Following a unanimous vote by the Los Angeles City Council, residents in single-family, R1 residential zones can legally keep bees once the ordinance goes into effect Sun., Dec. 6.
“It is really great that the city council has recognized the importance of organic urban beekeeping for the pollination of our fruits and flowers,” says Gardner St. resident Anne Williams.
“Not only can you see the difference in the plants in your area, but harvesting purely organic honey provides an incredible health benefit that friends and family can’t get enough of!” she added.
Colony collapse disorder
Rob McFarland, co-founder of Honey Love, says city beekeepers are the best defense to the insect’s worldwide decline because cities provide safer habitats than most farms through greater biodiversity and lack of pesticides.
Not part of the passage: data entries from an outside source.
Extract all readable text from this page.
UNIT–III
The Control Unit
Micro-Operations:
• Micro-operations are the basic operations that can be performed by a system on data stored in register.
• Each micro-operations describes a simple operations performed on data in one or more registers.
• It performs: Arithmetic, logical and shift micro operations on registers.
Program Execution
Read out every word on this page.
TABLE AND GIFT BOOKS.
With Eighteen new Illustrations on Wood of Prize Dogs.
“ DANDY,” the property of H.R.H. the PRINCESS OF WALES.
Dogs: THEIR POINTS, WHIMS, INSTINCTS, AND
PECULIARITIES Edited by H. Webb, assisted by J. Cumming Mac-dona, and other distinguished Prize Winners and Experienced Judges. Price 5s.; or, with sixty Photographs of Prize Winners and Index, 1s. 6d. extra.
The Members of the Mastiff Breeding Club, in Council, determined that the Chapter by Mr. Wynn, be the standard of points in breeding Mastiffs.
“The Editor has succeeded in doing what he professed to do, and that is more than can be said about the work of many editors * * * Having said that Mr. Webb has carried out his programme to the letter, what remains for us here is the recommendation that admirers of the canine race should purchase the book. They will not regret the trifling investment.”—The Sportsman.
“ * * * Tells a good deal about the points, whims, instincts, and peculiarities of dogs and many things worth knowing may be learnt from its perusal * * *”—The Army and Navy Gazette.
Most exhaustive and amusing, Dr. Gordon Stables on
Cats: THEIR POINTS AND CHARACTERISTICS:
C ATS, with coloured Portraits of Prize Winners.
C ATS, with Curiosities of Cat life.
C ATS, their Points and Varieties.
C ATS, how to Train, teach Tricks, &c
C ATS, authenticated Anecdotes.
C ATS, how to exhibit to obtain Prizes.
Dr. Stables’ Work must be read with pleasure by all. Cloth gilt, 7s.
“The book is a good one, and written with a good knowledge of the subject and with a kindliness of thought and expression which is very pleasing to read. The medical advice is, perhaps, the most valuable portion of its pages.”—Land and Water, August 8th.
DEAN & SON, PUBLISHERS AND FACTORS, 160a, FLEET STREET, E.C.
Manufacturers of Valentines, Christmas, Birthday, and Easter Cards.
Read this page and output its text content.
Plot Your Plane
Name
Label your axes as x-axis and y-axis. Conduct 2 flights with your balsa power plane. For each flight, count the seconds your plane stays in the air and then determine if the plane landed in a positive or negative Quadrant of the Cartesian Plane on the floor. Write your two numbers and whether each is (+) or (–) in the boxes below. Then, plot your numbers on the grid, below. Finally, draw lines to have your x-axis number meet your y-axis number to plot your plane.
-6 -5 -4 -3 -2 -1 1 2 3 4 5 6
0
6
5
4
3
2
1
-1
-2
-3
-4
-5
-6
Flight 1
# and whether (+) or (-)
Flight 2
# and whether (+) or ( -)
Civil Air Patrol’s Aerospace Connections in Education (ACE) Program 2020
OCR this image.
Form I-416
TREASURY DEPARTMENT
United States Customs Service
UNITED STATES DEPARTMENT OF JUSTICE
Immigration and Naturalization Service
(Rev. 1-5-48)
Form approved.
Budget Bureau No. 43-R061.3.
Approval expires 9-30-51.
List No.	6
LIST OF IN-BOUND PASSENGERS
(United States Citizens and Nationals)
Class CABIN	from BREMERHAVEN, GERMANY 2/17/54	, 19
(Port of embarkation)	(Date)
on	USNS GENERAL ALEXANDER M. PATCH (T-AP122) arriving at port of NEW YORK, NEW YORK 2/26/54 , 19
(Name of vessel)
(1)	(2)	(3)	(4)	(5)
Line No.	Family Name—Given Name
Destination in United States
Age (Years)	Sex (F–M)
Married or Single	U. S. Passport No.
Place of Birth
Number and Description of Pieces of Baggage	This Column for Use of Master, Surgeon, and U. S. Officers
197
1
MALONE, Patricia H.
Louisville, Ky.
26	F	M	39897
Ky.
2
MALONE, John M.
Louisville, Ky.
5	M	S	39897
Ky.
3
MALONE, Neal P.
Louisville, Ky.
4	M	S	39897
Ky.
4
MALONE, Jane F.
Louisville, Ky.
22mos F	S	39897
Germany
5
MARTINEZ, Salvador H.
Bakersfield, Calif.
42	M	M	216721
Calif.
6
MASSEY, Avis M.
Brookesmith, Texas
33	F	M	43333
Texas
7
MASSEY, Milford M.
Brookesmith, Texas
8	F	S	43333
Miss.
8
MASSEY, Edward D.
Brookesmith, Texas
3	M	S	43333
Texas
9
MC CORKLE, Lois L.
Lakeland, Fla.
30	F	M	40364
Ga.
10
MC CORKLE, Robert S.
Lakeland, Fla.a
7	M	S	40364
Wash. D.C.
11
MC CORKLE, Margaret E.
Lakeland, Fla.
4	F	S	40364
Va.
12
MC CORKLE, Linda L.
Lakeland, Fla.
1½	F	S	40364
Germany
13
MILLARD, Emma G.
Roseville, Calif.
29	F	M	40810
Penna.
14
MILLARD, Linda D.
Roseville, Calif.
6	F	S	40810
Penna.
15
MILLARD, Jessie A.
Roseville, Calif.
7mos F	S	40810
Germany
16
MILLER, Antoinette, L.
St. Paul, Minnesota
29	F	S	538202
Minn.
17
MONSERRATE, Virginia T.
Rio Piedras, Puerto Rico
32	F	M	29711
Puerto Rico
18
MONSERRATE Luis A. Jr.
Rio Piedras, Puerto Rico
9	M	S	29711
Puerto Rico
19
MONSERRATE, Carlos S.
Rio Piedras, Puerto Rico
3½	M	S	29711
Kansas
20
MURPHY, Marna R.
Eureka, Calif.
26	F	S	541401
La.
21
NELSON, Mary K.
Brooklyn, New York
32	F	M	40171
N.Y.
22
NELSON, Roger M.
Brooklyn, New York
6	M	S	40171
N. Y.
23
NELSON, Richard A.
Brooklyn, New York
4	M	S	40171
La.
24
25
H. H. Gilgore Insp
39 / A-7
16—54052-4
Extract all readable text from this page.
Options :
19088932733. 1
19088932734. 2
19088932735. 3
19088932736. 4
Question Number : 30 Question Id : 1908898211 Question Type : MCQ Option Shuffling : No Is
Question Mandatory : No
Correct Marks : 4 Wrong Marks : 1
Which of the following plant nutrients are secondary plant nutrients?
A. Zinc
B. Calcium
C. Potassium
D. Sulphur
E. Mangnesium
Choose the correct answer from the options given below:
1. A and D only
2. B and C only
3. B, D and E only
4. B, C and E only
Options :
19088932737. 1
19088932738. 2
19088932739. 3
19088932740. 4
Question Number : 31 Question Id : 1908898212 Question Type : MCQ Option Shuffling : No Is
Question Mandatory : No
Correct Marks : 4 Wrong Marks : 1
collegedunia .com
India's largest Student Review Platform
“Since 2006, more than one-third of honeybee colonies collapsed nationwide. If present trends continue, scientists estimate there will be no more bees by 2035,” says McFarland.
“The city environment is the last refuge of the honey bee.”
McFarland and his supporters campaigned lawmakers for four years for the ordinance change. They argue that bees are an essential part of our food system, responsible for the production of about a third of our diet.
“Honeybees worldwide are in crisis, making beekeeping a serious food security issue,” says McFarland.
Councilmember Paul Koretz has said, “This motion will give us better control of the bee population and, better yet, will help us protect a fragile species, so essential to human food supply, which is struggling against colony collapse disorder and dying in droves across the planet.”